There are three possible ways of remedying defects: (1) changing the eye by operation; (2) changing the light as it enters the eye by eyeglasses; (3) decreasing the demands made upon the eye. To change eyes or light requires a technical skill which few physicians as yet possess. It will be remembered that it is but thirty years since the medical profession in America first began to understand the relation of eye defects to other defects. Until a generation of physicians has been trained by medical colleges to learn the facts about the eye and to apply scientific remedies, it is especially necessary that teachers and parents reduce the demands made upon children's eyes; oral can be substituted for written work, manual for optical work, relaxed and natural movement for discipline, outdoor exercise for less home study. Other requirements are suitable light and proper position, and abolition of shiny paper, shiny blackboard, and fine print. Even after it is easy to obtain the correction of eye defects it will still be necessary to adapt the demands upon children's eyes to the strength and shape of those eyes. Because we are born farsighted, nearsighted, and astigmatic, we must be watchful to eradicate conditions that aggravate these troubles. Finally, there is no excuse whatever for permitting the parent of any school child in the United States to remain ignorant of the fact that it is just as absurd to go to the druggist or jeweler for eyeglasses as to the hardware store for false teeth.
The education of physician, oculist, and optician can be expedited by eye tests in school and by the follow-up work of schools in removing the prejudice of parents against glasses when needed. Because knowledge of chemistry preceded knowledge of the human body, the teaching of medicine still shows the effect of predilection for the remote, the problematical, the impossible. This predilection has influenced many specialists as well as many general practitioners, both overlooking too frequently obvious causes that even intelligent laymen can be taught to detect. Very naturally the man who makes money out of attention to simple troubles has stepped into the field not as yet occupied by the general practitioner and the specialist. Thus we have the optician, the painless tooth extractor, and quack cures for consumption. Opticians are placing before hundreds of thousands simple truths about the eye not otherwise taught as yet. Because they make their money by selling eyeglasses and because their special knowledge pertains to glasses rather than to eyes they frequently fail to recognize their limitations.

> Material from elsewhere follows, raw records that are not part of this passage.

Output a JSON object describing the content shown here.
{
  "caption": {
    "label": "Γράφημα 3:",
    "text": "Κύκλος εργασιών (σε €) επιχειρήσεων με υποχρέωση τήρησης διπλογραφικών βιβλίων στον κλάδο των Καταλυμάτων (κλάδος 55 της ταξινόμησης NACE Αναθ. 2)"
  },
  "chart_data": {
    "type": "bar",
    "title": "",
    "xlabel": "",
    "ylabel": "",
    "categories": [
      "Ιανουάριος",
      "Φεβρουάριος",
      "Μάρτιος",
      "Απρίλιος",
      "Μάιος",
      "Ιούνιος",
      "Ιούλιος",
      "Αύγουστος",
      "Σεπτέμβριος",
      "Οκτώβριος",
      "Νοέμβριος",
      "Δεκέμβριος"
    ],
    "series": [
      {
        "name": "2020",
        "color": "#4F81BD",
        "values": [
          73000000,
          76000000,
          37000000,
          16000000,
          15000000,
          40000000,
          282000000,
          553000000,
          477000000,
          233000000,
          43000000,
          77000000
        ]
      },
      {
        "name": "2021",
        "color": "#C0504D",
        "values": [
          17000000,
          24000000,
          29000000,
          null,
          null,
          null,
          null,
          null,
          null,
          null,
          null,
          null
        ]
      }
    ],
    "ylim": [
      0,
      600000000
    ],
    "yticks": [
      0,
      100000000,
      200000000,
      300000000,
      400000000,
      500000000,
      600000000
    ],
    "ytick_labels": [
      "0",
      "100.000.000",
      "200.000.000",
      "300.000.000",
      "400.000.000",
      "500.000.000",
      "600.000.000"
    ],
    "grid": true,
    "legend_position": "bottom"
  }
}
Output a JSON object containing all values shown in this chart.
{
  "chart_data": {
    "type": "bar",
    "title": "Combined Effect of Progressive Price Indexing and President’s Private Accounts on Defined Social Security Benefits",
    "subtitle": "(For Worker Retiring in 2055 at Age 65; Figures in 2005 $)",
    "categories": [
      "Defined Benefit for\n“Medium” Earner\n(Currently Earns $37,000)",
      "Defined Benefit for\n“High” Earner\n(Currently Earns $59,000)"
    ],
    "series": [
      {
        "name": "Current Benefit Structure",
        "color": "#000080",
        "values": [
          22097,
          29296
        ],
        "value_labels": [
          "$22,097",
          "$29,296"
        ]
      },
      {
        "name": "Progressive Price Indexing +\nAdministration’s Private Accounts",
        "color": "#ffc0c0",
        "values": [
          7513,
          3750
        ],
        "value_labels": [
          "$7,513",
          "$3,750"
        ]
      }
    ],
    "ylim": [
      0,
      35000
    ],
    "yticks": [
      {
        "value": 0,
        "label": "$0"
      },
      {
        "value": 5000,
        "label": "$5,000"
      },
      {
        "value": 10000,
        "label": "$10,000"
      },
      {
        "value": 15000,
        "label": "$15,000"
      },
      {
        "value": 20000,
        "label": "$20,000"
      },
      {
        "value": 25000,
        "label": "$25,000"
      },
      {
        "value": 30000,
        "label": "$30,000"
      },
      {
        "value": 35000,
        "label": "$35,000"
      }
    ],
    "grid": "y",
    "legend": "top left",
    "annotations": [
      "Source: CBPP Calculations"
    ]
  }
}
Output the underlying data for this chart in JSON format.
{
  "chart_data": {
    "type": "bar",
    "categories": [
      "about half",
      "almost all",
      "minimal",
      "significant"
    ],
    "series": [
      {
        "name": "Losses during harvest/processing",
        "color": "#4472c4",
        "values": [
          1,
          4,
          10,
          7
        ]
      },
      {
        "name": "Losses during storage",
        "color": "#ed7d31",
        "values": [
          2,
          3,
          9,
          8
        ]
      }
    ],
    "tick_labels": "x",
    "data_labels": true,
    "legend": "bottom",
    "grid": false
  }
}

Physicians feel very strongly that it is as unethical for an optician to fit eyeglasses without a physician's prescription as for a pharmacist to give drugs without a physician's prescription. The justification for this feeling should be based not upon the commercial motive of the optician but upon his ignorance. A physician uninformed as to eye troubles is just as unsafe as an optician determined to sell glasses. It must be made unethical and unprofessional for physician and optician alike to prescribe in the dark. Laymen and physicians must be taught that it is just as unethical and unprofessional for oculists and physicians to fail to bring their knowledge within the practical reach of the masses as for the optician to advertise his wares. School tests will not have been used to their utmost possibilities until optician and physician alike take the ethical position that the first consideration is the patient's welfare, not their own profits. It must soon be recognized as unethical and unprofessional for an optician who is also a skilled physician to refer patients to a medical practitioner ignorant as to optical science.
Whether opticians and physicians are unprofessional or unethical may be told by reëxamination if the examiner is himself competent and ethical. There is no better judge of their efficiency than the patient himself, who can tell whether the results promised have been effected. Whether the work of a country oculist is efficient and ethical can be learned: (1) by teaching country school children to recognize eye strain; (2) by comparing his results with those of other physicians. As soon as one or two states have tested eyes, we shall have an average by which to compare each class, school, and city with others of their size under similar conditions. If a particular physician finds half as many more or only half the average number, the presumption will be that his results are inaccurate and warrant an investigation. The interested teacher or parent can render an inestimable service to her local school and to the children of her state by taking steps to secure state laws compelling eye tests in all schools.
Finally, it must be remembered by teachers, employers, parents, and all eye users that eyes are constantly changing; that eyes may need glasses six months after they are examined and found sound; that glasses change or develop the eye, so that they may be unnecessary and harmful six months after they are prescribed, or the eye may require a stronger glass; that eyeglasses become bent and scratched, so that they worry and strain the eye; that a periodic examination is essential to the health of the eye.
In caring for the health of the eye, we should also remember that our eyes are our chief interpreters of the world that gives us problems, profits, and pleasures. Out of gratitude, if not out of enlightened self-interest, we owe our eyes protection, attention, and training, so that without straining we shall always be able to see truth and beauty.